A push to let Florida property insurance companies aggressively raise rates with unregulated policies appears unlikely this legislative session, a victim of Gov. Charlie Crist’s threatened veto.
State Sen. Mike Bennett, R-Bradenton, sponsor of the Senate version of the deregulation bill (SB 876), conceded Wednesday that “we just didn’t feel this was the right year” for passage. One of the biggest obstacles, he said, is Crist’s strong opposition to the bill and his support for Insurance Commissioner Kevin McCarty, another critic.
“The governor continues to listen to a person who has proven to me to be totally inept,” Bennett said. “Until the governor decides to replace Mr. McCarty — the way he should have last year, when he lied to the governor and the Cabinet — I don’t think we have a chance of any insurance reform.”
It is also a political calculation. Legislative leaders don’t want to give Crist another easy victory with a veto, as they did with an teacher merit pay bill and a campaign finance overhaul earlier this session, which Crist also vetoed.
Crist, who is trailing Marco Rubio in a Republican primary for U.S. Senate and weighing a run as an independent, received a recent jolt on the campaign trail after vetoing the education overhaul bill.

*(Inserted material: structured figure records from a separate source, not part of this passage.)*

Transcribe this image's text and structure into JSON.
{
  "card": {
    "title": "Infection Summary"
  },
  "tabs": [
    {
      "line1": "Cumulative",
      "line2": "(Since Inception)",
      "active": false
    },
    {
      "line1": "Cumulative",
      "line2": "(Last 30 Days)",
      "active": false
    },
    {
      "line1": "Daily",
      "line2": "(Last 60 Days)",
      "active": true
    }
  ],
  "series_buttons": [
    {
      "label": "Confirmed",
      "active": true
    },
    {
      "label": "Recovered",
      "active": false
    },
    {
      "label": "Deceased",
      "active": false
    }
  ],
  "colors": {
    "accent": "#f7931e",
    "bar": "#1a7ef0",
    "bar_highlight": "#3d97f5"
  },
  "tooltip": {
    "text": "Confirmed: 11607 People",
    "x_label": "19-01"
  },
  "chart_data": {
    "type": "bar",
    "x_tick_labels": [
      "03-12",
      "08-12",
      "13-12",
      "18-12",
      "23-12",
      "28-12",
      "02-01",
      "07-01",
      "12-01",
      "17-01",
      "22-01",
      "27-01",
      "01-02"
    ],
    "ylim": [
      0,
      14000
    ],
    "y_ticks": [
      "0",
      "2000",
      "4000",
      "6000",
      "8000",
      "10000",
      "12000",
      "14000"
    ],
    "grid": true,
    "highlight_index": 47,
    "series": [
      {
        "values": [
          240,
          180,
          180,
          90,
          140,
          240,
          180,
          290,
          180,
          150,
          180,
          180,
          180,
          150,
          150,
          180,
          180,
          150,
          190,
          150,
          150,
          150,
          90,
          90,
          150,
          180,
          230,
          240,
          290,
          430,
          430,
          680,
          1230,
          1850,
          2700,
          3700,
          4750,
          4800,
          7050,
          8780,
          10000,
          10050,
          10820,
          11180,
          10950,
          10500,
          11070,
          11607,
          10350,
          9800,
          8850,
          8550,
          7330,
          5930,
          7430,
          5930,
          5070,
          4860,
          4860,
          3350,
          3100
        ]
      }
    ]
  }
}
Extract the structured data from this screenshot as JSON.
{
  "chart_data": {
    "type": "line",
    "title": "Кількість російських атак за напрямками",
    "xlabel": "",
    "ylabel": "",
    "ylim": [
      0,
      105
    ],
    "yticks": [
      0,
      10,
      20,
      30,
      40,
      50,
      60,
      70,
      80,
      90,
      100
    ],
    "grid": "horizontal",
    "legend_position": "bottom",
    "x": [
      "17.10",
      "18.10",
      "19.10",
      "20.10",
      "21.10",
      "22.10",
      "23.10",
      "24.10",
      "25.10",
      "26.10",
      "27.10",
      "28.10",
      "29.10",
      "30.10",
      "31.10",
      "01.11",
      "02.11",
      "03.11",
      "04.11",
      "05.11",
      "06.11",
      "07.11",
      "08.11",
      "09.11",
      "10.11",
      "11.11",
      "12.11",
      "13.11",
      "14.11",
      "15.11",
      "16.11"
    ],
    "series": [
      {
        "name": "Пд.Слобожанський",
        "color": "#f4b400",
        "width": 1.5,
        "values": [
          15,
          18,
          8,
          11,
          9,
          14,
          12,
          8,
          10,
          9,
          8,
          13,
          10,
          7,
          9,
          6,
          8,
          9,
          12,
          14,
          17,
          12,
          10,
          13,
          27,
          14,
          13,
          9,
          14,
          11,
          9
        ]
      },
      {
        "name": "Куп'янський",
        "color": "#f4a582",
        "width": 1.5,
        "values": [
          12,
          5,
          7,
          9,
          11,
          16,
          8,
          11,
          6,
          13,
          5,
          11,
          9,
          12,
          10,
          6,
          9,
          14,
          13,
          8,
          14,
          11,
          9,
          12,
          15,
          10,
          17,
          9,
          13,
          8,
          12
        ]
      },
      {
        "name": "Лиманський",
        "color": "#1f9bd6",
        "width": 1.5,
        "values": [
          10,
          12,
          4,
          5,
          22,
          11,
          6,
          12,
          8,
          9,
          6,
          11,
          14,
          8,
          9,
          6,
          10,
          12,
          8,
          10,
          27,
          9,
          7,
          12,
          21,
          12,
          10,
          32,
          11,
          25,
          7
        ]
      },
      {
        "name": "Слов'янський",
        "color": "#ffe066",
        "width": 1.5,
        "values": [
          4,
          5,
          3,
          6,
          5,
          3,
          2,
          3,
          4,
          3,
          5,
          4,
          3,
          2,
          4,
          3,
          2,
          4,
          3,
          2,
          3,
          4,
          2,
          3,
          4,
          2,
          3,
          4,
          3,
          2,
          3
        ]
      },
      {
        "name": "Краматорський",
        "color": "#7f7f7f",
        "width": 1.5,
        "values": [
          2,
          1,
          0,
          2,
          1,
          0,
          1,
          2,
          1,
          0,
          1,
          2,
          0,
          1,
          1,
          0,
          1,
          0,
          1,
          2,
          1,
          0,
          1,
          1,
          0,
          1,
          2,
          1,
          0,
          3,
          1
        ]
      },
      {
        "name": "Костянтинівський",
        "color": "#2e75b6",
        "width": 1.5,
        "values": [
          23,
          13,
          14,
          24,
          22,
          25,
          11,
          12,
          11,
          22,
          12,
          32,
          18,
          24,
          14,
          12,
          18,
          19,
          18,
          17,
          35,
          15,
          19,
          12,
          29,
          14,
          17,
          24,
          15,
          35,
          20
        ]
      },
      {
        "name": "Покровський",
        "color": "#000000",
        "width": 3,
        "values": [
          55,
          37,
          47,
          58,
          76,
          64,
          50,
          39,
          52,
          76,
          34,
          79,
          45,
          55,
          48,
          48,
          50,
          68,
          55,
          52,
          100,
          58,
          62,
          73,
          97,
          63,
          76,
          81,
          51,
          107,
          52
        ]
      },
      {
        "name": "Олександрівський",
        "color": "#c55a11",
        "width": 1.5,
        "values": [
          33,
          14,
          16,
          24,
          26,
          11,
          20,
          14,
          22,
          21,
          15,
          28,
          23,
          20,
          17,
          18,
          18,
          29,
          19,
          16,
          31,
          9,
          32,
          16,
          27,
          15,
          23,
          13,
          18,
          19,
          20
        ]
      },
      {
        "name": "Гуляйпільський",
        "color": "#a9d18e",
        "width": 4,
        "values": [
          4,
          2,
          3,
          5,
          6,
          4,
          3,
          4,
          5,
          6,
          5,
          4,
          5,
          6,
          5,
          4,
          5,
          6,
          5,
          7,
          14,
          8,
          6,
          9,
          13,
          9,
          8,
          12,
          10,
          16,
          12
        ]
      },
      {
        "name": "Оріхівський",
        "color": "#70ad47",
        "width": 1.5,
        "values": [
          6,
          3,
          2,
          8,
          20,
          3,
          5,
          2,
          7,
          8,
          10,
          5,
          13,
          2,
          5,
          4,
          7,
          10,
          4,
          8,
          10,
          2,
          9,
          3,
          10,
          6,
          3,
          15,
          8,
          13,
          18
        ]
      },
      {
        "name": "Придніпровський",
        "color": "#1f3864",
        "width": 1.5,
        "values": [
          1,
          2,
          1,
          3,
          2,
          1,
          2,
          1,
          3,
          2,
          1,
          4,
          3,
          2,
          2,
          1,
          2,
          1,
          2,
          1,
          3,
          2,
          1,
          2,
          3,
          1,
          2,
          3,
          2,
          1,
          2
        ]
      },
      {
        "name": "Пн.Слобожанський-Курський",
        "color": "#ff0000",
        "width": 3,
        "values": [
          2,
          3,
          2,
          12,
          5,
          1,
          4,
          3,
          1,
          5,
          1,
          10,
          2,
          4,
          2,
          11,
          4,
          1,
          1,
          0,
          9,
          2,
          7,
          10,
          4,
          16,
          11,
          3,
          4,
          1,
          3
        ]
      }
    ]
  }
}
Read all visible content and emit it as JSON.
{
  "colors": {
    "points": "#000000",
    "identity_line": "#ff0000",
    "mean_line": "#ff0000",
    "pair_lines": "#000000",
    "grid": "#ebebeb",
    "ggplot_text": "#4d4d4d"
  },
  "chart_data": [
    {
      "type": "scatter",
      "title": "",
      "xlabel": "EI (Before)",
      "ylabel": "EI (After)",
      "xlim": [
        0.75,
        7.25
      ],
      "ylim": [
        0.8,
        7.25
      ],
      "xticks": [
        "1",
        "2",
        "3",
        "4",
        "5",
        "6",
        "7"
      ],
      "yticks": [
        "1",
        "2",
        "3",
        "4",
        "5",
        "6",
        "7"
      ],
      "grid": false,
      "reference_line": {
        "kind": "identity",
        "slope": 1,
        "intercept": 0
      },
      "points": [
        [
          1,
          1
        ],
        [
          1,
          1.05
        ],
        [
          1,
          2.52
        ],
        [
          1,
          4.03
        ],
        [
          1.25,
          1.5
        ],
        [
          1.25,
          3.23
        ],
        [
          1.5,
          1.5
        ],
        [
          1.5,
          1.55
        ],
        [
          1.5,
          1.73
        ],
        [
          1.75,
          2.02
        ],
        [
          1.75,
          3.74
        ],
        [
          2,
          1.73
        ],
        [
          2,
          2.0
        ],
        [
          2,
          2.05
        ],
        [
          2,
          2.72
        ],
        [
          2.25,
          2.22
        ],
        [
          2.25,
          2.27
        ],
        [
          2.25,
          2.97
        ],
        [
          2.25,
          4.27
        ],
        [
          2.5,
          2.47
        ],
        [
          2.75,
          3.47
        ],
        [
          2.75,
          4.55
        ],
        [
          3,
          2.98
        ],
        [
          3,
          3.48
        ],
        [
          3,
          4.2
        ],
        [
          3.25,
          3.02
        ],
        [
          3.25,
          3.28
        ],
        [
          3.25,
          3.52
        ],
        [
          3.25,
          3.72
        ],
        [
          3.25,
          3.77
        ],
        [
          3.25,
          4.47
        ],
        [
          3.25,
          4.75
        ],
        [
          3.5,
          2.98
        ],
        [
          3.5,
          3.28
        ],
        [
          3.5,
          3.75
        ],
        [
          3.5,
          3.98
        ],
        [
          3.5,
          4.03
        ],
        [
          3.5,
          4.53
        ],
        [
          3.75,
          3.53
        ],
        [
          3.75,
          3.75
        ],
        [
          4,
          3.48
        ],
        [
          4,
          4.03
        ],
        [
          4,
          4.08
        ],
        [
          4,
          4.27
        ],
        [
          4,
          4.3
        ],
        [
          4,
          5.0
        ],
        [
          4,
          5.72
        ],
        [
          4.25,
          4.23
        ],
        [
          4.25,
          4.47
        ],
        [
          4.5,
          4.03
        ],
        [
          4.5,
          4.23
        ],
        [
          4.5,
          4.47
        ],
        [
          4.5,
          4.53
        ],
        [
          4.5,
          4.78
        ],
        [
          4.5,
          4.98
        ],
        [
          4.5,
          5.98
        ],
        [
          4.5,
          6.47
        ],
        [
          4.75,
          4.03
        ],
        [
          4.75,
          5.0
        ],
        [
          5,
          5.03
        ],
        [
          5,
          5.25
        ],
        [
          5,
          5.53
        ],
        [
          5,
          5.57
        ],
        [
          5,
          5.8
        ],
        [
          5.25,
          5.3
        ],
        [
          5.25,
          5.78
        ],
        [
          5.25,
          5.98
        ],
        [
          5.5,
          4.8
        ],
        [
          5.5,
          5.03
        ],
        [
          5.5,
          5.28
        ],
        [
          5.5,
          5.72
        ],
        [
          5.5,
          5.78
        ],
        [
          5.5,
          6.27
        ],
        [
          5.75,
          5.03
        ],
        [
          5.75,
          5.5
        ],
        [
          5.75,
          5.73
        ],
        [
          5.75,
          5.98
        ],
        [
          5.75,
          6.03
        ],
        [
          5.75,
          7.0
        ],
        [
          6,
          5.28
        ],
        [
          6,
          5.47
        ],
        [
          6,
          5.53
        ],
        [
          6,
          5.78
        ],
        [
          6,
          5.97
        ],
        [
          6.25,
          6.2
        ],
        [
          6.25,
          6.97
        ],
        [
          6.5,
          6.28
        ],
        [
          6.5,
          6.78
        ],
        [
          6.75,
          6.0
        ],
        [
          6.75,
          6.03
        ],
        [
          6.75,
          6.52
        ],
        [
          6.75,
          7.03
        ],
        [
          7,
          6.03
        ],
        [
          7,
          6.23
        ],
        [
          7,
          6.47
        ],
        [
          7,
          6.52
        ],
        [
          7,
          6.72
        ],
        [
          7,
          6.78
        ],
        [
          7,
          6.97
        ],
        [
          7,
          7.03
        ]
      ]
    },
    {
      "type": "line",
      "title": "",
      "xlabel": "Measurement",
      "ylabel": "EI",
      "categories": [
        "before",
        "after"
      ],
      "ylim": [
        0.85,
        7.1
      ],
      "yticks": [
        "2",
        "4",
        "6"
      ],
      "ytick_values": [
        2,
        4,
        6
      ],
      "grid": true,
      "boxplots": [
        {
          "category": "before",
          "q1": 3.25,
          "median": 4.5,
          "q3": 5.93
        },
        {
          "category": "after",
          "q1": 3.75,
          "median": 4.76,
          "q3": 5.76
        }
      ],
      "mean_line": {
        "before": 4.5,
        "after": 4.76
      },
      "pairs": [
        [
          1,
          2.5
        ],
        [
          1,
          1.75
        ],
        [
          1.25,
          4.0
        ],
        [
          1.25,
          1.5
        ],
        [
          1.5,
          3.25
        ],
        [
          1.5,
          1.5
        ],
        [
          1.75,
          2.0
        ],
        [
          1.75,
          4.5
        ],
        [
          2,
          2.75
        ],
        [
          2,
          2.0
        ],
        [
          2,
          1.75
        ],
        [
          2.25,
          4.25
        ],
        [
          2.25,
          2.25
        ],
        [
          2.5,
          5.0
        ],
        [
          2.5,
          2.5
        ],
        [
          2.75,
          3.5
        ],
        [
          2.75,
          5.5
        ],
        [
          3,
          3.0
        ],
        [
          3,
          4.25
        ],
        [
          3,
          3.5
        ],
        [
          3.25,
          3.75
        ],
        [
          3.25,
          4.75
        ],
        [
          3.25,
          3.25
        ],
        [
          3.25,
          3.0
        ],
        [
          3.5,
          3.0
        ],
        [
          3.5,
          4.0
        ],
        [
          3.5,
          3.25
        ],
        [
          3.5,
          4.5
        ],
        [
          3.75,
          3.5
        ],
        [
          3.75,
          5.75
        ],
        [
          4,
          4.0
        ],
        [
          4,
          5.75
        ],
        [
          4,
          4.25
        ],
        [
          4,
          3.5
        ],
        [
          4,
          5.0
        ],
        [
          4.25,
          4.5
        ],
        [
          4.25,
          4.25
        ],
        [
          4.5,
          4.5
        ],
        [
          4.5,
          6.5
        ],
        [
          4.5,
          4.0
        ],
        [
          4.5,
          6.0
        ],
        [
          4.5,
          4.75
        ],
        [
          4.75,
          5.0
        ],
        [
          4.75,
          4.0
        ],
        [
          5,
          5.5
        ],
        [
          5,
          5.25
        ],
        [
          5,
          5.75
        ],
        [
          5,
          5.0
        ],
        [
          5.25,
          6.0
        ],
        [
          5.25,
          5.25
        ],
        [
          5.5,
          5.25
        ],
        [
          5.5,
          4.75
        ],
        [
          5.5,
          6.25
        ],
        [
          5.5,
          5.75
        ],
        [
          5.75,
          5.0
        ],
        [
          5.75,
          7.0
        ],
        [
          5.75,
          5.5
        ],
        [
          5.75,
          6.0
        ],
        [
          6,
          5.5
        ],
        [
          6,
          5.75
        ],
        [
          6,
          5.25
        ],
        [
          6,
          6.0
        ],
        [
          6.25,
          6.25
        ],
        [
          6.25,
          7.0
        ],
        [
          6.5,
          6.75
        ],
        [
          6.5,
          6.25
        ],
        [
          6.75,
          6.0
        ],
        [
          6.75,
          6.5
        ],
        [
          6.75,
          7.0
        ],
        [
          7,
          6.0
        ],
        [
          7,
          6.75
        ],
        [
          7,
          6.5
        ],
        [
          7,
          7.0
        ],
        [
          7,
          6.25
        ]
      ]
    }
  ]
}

Last year, the governor rejected a similar deregulation measure aimed at major insurance companies like State Farm.
Crist on Wednesday defended his veto threat and said he was “very happy” it forced lawmakers to withdraw the legislation.
“We do need to try to protect the consumers of the state,” he said, emphasizing that, to him, that means “not allowing those rates to be increased on their backs at this time in this economy.”
With a week and a half remaining in the Florida Legislature’s session, it is still possible a compromise could emerge. But it would need Crist’s consent to go forward.
Another insurance measure is pending in the Senate. Containing a hodgepodge of proposals, the bill (SB 2044) could lead to higher insurance rates, fewer hurricane-mitigation discounts and more red tape to get full replacement costs for damaged property.
Other pieces of insurance legislation still on the table include a three-year limit on hurricane insurance claims, a streamlined sinkhole litigation process, and a provision to let regulators better supervise payments that struggling insurers make to the managing general agencies that oversee them.
But that legislation is less controversial than the deregulation bill, which would let insurance companies raise rates up to 10 percent as a statewide average, with hikes capped at 20 percent. The Florida Office of Insurance Regulation under McCarty currently has the authority to reject rate requests that are deemed excessive.